Aktion "Deutschland spricht" Tausende reden miteinander statt übereinander
Es klaffen tiefe Gräben in Deutschlands Gesellschaft. Mancher sieht gar die Demokratie in Gefahr. 8.470 Menschen redeten im Rahmen der Aktion "Deutschland spricht" dagegen an.

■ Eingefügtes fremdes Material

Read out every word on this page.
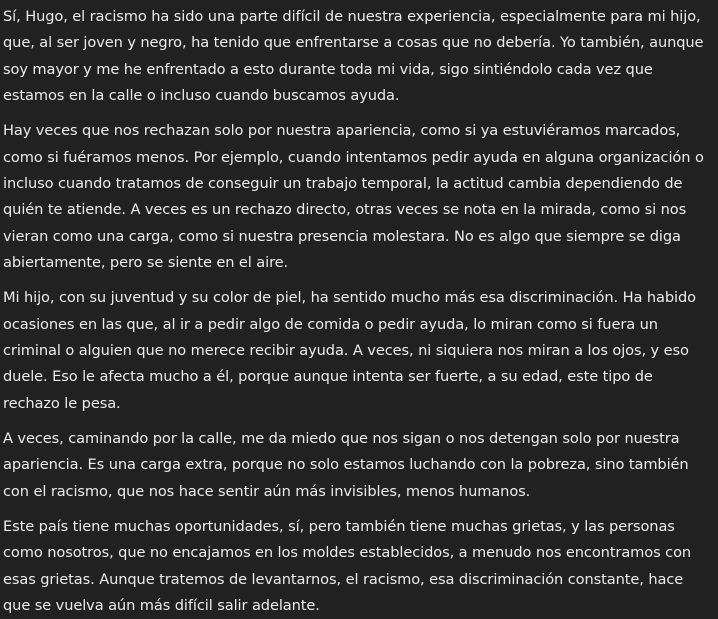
Sí, Hugo, el racismo ha sido una parte difícil de nuestra experiencia, especialmente para mi hijo, que, al ser joven y negro, ha tenido que enfrentarse a cosas que no debería. Yo también, aunque soy mayor y me he enfrentado a esto durante toda mi vida, sigo sintiéndolo cada vez que estamos en la calle o incluso cuando buscamos ayuda.

Hay veces que nos rechazan solo por nuestra apariencia, como si ya estuviéramos marcados, como si fuéramos menos. Por ejemplo, cuando intentamos pedir ayuda en alguna organización o incluso cuando tratamos de conseguir un trabajo temporal, la actitud cambia dependiendo de quién te atiende. A veces es un rechazo directo, otras veces se nota en la mirada, como si nos vieran como una carga, como si nuestra presencia molestara. No es algo que siempre se diga abiertamente, pero se siente en el aire.

Mi hijo, con su juventud y su color de piel, ha sentido mucho más esa discriminación. Ha habido ocasiones en las que, al ir a pedir algo de comida o pedir ayuda, lo miran como si fuera un criminal o alguien que no merece recibir ayuda. A veces, ni siquiera nos miran a los ojos, y eso duele. Eso le afecta mucho a él, porque aunque intenta ser fuerte, a su edad, este tipo de rechazo le pesa.

A veces, caminando por la calle, me da miedo que nos sigan o nos detengan solo por nuestra apariencia. Es una carga extra, porque no solo estamos luchando con la pobreza, sino también con el racismo, que nos hace sentir aún más invisibles, menos humanos.

Este país tiene muchas oportunidades, sí, pero también tiene muchas grietas, y las personas como nosotros, que no encajamos en los moldes establecidos, a menudo nos encontramos con esas grietas. Aunque tratemos de levantarnos, el racismo, esa discriminación constante, hace que se vuelva aún más difícil salir adelante.
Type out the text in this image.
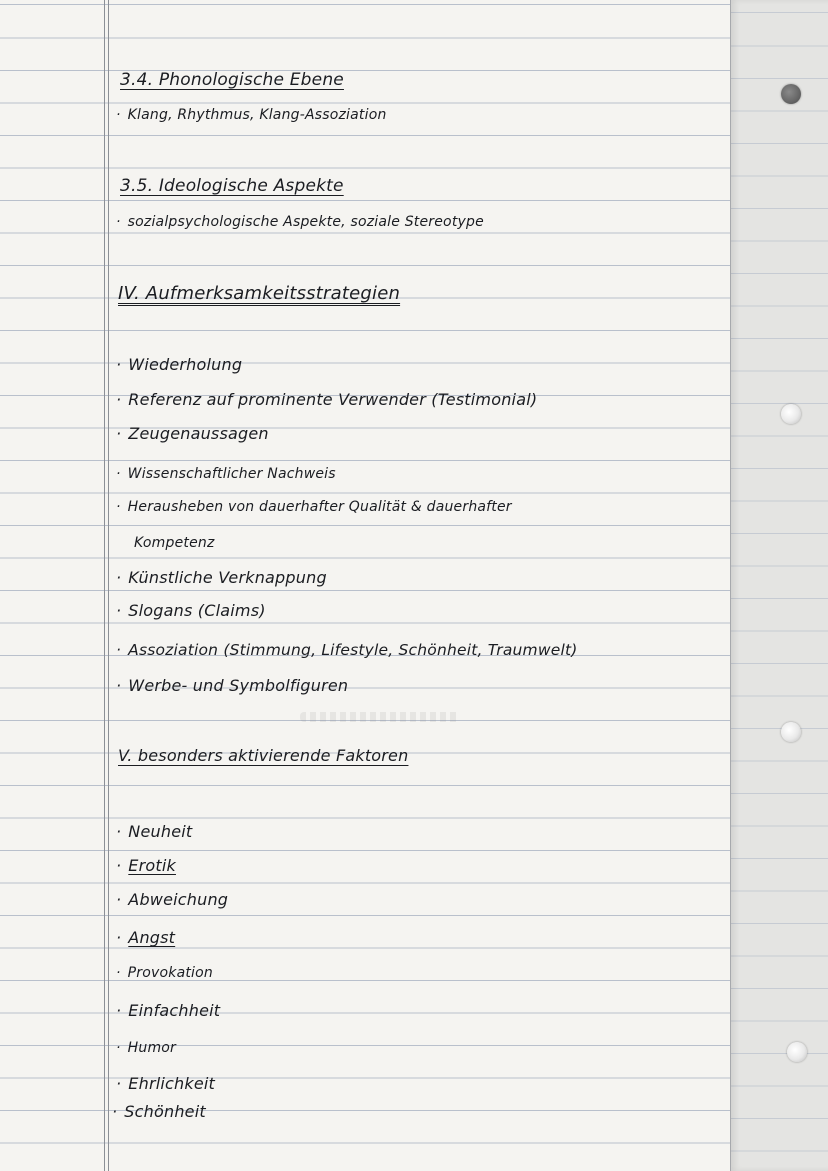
3.4. Phonologische Ebene
· Klang, Rhythmus, Klang-Assoziation
3.5. Ideologische Aspekte
· sozialpsychologische Aspekte, soziale Stereotype
IV. Aufmerksamkeitsstrategien
· Wiederholung
· Referenz auf prominente Verwender (Testimonial)
· Zeugenaussagen
· Wissenschaftlicher Nachweis
· Herausheben von dauerhafter Qualität & dauerhafter
Kompetenz
· Künstliche Verknappung
· Slogans (Claims)
· Assoziation (Stimmung, Lifestyle, Schönheit, Traumwelt)
· Werbe- und Symbolfiguren
V. besonders aktivierende Faktoren
· Neuheit
· Erotik
· Abweichung
· Angst
· Provokation
· Einfachheit
· Humor
· Ehrlichkeit
· Schönheit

Erst war es nur eine Idee. Dann wurde die Aktion "Deutschland spricht" zu einer Mission. Nachdem die Kollegen von der Wochenzeitung "Die Zeit" im vergangenen Jahr bereits erfolgreich eine Pilotaktion initiiert haben, holten sie sich in diesem Jahr die Unterstützung von elf weiteren Medien. Das Ziel: "Eine Art politisches Tinder", formuliert es Jochen Wegner, Chefredakteur bei "Zeit Online". Menschen mit unterschiedlichen politischen Ansichten zu einem persönlichen Treffen zu animieren. Miteinander statt übereinander reden.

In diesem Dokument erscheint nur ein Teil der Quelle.